“She was scared to death of the man,” said the woman’s attorney, Gail Landau. “She thought he was capable of great anger and violence.”
Giordano, 50, is being held in Aruba as authorities investigate the disappearance of 35-year-old Robyn Gardner, a Frederick County woman he was vacationing with on the island. Giordano reported that Gardner failed to return when the two went snorkeling, and a judge has ordered him held for questioning.
Giordano has not been charged with a crime in Aruba. Aruban authorities have identified him only by his initials. But his lawyer there, Michael Lopez, identified the detained man as Giordano, according to the Associated Press.
Lopez said that Giordano “emphatically denies being involved in any malicious act concerning his friend and consequently does not consider himself a suspect,” the Associated Press reported. Lopez did not return calls for comment.
Aruban Solicitor General Taco Stein said that by early next week, authorities in Aruba will have to decide whether to start the process of bringing charges in the case.
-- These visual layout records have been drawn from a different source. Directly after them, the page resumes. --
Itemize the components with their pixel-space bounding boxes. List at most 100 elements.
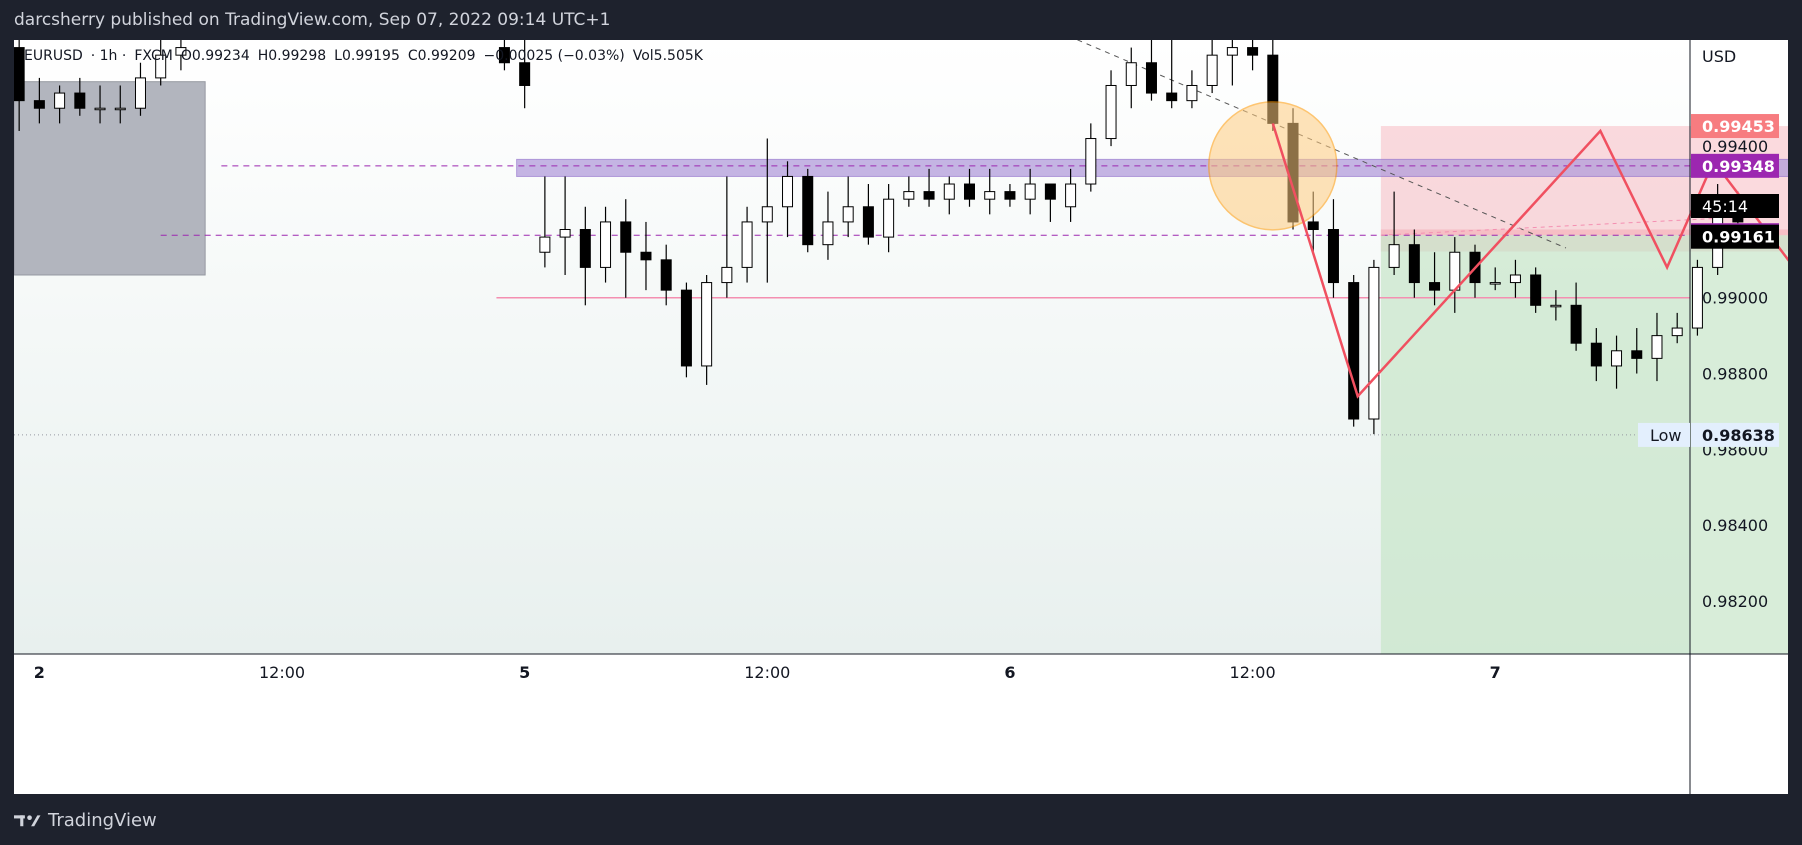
tradingview-logo-icon <box>14 815 41 827</box>
y-axis-tick-label: 0.99000 <box>1702 289 1768 308</box>
candle-body <box>1206 54 1218 86</box>
candle-body <box>802 175 814 246</box>
x-axis-tick-label: 2 <box>34 663 45 682</box>
y-axis-currency-label: USD <box>1702 47 1736 66</box>
y-axis-tick-label: 0.99400 <box>1702 137 1768 156</box>
low-label-bg <box>1638 422 1690 447</box>
candle-body <box>539 236 551 253</box>
legend-field: EURUSD <box>24 48 83 64</box>
x-axis-tick-label: 12:00 <box>744 663 790 682</box>
candle-body <box>1408 244 1420 284</box>
legend-field: −0.00025 (−0.03%) <box>484 48 625 64</box>
candle-body <box>761 206 773 223</box>
candle-body <box>1388 244 1400 268</box>
candle-body <box>1307 221 1319 231</box>
candle-body <box>1024 183 1036 200</box>
candle-body <box>1044 183 1056 200</box>
candle-body <box>1348 282 1360 420</box>
candle-body <box>1550 304 1562 308</box>
legend-field: O0.99234 <box>181 48 250 64</box>
x-axis-tick-label: 6 <box>1004 663 1015 682</box>
chart-frame[interactable]: BEARISH SIGNAL$0.99350 LevelEURUSD· 1h ·… <box>14 40 1788 794</box>
candle-body <box>1247 47 1259 56</box>
price-label-text: 0.99348 <box>1702 157 1775 176</box>
countdown-label: 45:14 <box>1702 197 1748 216</box>
candle-body <box>559 229 571 238</box>
symbol-legend: EURUSD · 1h · FXCM O0.99234 H0.99298 L0.99195… <box>24 48 704 64</box>
candle-body <box>1065 183 1077 208</box>
candle-body <box>1166 92 1178 102</box>
grey-range-box <box>14 81 206 276</box>
candle-body <box>782 175 794 208</box>
candle-body <box>923 191 935 200</box>
candle-body <box>1368 266 1380 420</box>
published-header: darcsherry published on TradingView.com,… <box>14 10 611 30</box>
candle-body <box>519 62 531 86</box>
candle-body <box>1226 47 1238 56</box>
candle-body <box>903 191 915 200</box>
legend-field: · 1h · <box>91 48 127 64</box>
dashed-trendline <box>1076 40 1567 249</box>
legend-field: FXCM <box>134 48 172 64</box>
footer-brand: TradingView <box>48 809 157 831</box>
candle-body <box>660 259 672 291</box>
candle-body <box>1651 335 1663 359</box>
candle-body <box>1570 304 1582 344</box>
candle-body <box>1489 282 1501 285</box>
small-dashed-trendline <box>1380 217 1722 236</box>
candle-body <box>1105 84 1117 140</box>
candle-body <box>883 198 895 238</box>
zigzag-projection-line <box>1271 123 1788 399</box>
candle-body <box>134 77 146 109</box>
candle-body <box>1085 138 1097 185</box>
y-axis-tick-label: 0.98200 <box>1702 592 1768 611</box>
candle-body <box>1449 251 1461 291</box>
price-label-bg <box>1691 153 1779 178</box>
x-axis-tick-label: 12:00 <box>259 663 305 682</box>
low-label: Low <box>1650 426 1682 445</box>
price-label-bg <box>1691 114 1779 139</box>
highlight-circle <box>1208 101 1338 231</box>
candle-body <box>862 206 874 238</box>
candle-body <box>1186 84 1198 102</box>
price-label-bg <box>1691 422 1779 447</box>
candle-body <box>1691 266 1703 329</box>
candle-body <box>1004 191 1016 200</box>
candle-body <box>114 107 126 111</box>
candle-body <box>579 229 591 268</box>
candle-body <box>1611 350 1623 367</box>
x-axis-tick-label: 5 <box>519 663 530 682</box>
price-chart[interactable]: BEARISH SIGNAL$0.99350 LevelEURUSD· 1h ·… <box>14 40 1788 794</box>
purple-resistance-zone <box>516 158 1788 177</box>
candle-body <box>964 183 975 200</box>
legend-field: C0.99209 <box>408 48 476 64</box>
candle-body <box>1509 274 1521 284</box>
candle-body <box>620 221 632 253</box>
legend-field: L0.99195 <box>334 48 400 64</box>
candle-body <box>1125 62 1137 86</box>
candle-body <box>33 100 45 109</box>
candle-body <box>741 221 753 268</box>
candle-body <box>1631 350 1643 359</box>
candle-body <box>701 282 713 367</box>
candle-body <box>721 266 733 284</box>
candle-body <box>640 251 652 261</box>
candle-body <box>1327 229 1339 284</box>
candle-body <box>498 47 510 64</box>
candle-body <box>1429 282 1441 291</box>
candle-body <box>155 54 167 79</box>
x-axis-tick-label: 12:00 <box>1230 663 1276 682</box>
candle-body <box>54 92 66 109</box>
candle-body <box>600 221 612 268</box>
candle-body <box>14 47 25 102</box>
legend-field: H0.99298 <box>258 48 326 64</box>
footer: TradingView <box>14 800 157 840</box>
candle-body <box>822 221 834 246</box>
countdown-bg <box>1691 194 1779 218</box>
candle-body <box>984 191 996 200</box>
candle-body <box>175 47 187 56</box>
price-label-bg <box>1691 224 1779 249</box>
candle-body <box>943 183 955 200</box>
x-axis-tick-label: 7 <box>1490 663 1501 682</box>
candle-body <box>842 206 854 223</box>
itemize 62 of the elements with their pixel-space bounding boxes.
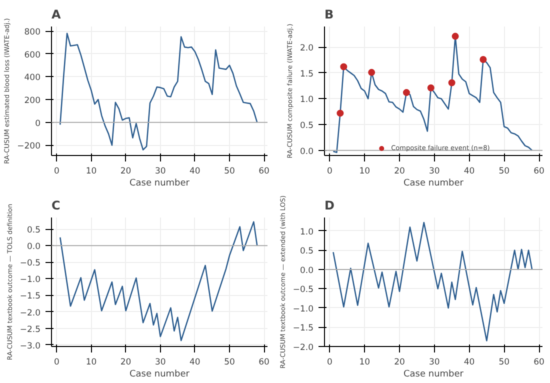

“At this point in time, there’s discrepancies in his story, and we need to address them with him,” Stein said.
Giordano was not criminally charged in the Montgomery County matters, according to court records, and the allegations made by the two women were made in civil and family-law cases. In each case, Giordano filed allegations of his own, asserting that a former girlfriend harassed him by distributing slanderous letters and that his then-wife hit him in the upper back with a 14-inch steel cooking spoon.
The most recent allegation of abuse against Giordano was filed Feb. 4 last year. The woman had met Giordano on the Internet about six months earlier, said Landau, the attorney.
Then the woman found out that Giordano had secretly filmed the two having sex and posted intimate images of her on the Internet, Landau said in court filings in connection with the woman’s restraining order. The woman confronted Giordano, who responded by placing indecent photos of her inside the mailboxes of about five of her neighbors, Landau said.
The woman, who requested through her attorney that she not be named, swore to a similar account in court papers. She said Giordano once told her that “the world would be better off without” her and that “he could help,” according to filings.
She also began speaking to Montgomery law enforcement, who searched Giordano’s house in May last year, according to officials. But the case was ultimately halted.
“We investigated Ms. Landau’s client’s matter and met with her multiple times,” said Montgomery County State’s Attorney John McCarthy, the county’s top prosecutor. “She ultimately did not wish to pursue it, and we honored her wishes.”
Landau said her client was afraid to pursue the case.
Steven Kupferberg, a Rockville lawyer who has represented Giordano in recent matters in Maryland, said that the allegations of secret sex videos were likely exaggerated.
“Everything concluded about a year ago,” Kupferberg said, adding that it was resolved in Giordano’s favor. “I suspect that there wasn’t anything to the allegations in terms of illegality.”
In the same case, Giordano alleged the woman had sent slanderous e-mails and letters to others about him. His application for a restraining order was denied by a judge on Feb. 4, 2010, according to court records.
The judge granted the woman’s request, and Giordano agreed to stay away from her and not contact her for six months, according to court records.
Ten years ago, Giordano’s wife at the time accused him of twice throwing their son on the ground, destroying a computer and throwing telephones. “He can’t control his anger,” she wrote.
Giordano accused her of hitting him with the kitchen spoon and slapping him. He and his wife ultimately agreed to drop their requests for protective orders, according to court papers. They eventually divorced.
Another woman who dated Giordano, Jeanette Farago, said in an interview with The Washington Post that Giordano stalked and harassed her while they both lived in Montgomery County. At one point, Farago said, Giordano offered to take her on a two-week cruise and bought her a ticket, but she refused to go. Giordano also showed up outside her window wearing a deer mask and illuminated his face with a cigarette lighter, she said. “He was just really creepy and scary,” Farago said. “He scared the bejesus out of me.”